The proposal to prioritize all teachers for vaccines, as Italy does, has garnered the support of some education unions.

“We can’t pretend that schools are isolated from the rest of society,” said Juergen Boehm, who chairs VDR, an association that represents some high school teachers from all over Germany.

The former principal says it is almost impossible to monitor dress codes and social distance in school corridors and buses, and that giving all millions of teachers in the country the shots to protect them from COVID-19 would mean “far fewer problems “.

Similarly, Boehm supports a system of regular compulsory tests – if necessary, with the help of the Red Cross or the army – and a firm threshold to return to online teaching in regions over 100 new. weekly cases per 100,000 inhabitants.

Many counties and cities already exceed this limit, which Chancellor Angela Merkel and the 16 state governors of Germany agreed should bring about an “emergency brake” on the loosest restrictions. But several states have insisted that schools should nevertheless remain open, arguing that it is in the best interest of children to go to school.

While Merkel meets Monday with governors to discuss expanding the closure measures, some state officials suggest that the threshold for closing schools and nursery schools should be up to 200 recently confirmed cases per week per 100,000 population.

So far, the government has said the German federal system can do little to enforce national standards for schools.
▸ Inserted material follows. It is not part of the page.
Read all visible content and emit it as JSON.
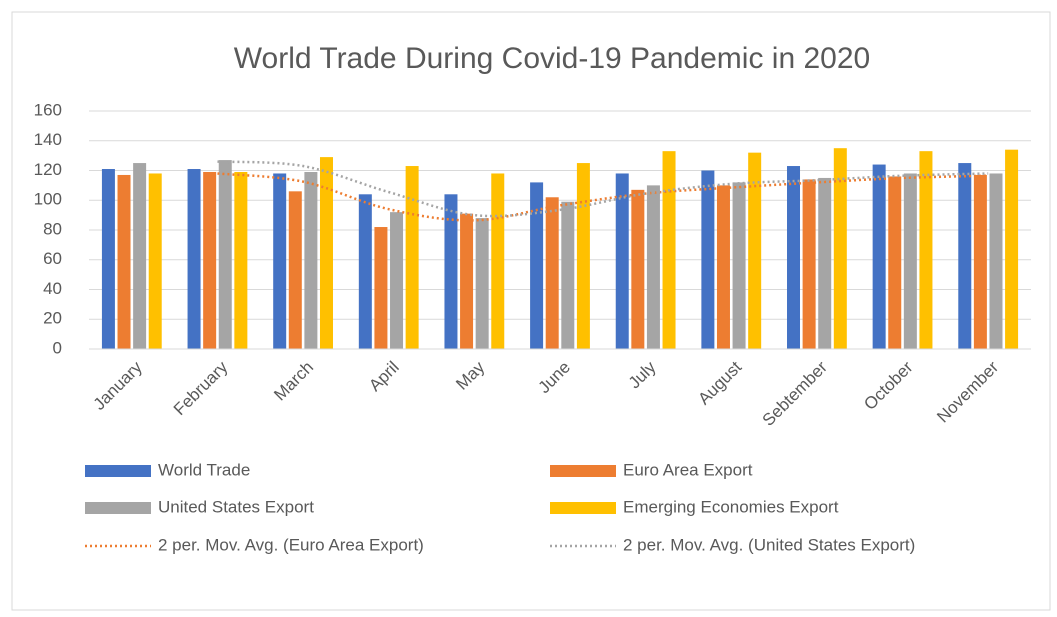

As in the United States, education policy is primarily the responsibility of the 16 German states.

Boehm says he supports the principle of local control of schools, but believes there needs to be a clear rule for everyone in a situation like the pandemic.

Lothar Wieler, director of the Robert Koch Institute, said earlier this month that, from an infection control standpoint, “closing (schools) would, of course, be a good step.”

But he acknowledged that factors other than medical issues should also be taken into account and said classroom teaching could continue if “smart plans” were put in place to ensure it was safe.

The institute has proposed how this could be done with rigorous testing, mask doors and hygiene policies that would significantly reduce the risk of infection.

“You just have to implement it,” Wieler said.

Amid growing fears among tired parents that schools will close again soon, the federal government recently pushed for funding for school test kits, but refrained from imposing rules on how to use them.

“It’s the responsibility of states to organize this,” Merkel spokesman Steffen Seibert said.

German Family Minister Franziska Giffey said Monday that tests should also be done regularly on children in the nursery, given the increasing cases. He suggested that parents should be responsible for testing their own children.

Gromotka said teachers want schools to be safe and reliable, even if this is achieved, but that a good testing strategy and vaccinating all teachers would be a good way to start.

“Otherwise, I fear schools will soon have to close again, and that would be terrible for everyone involved,” he said.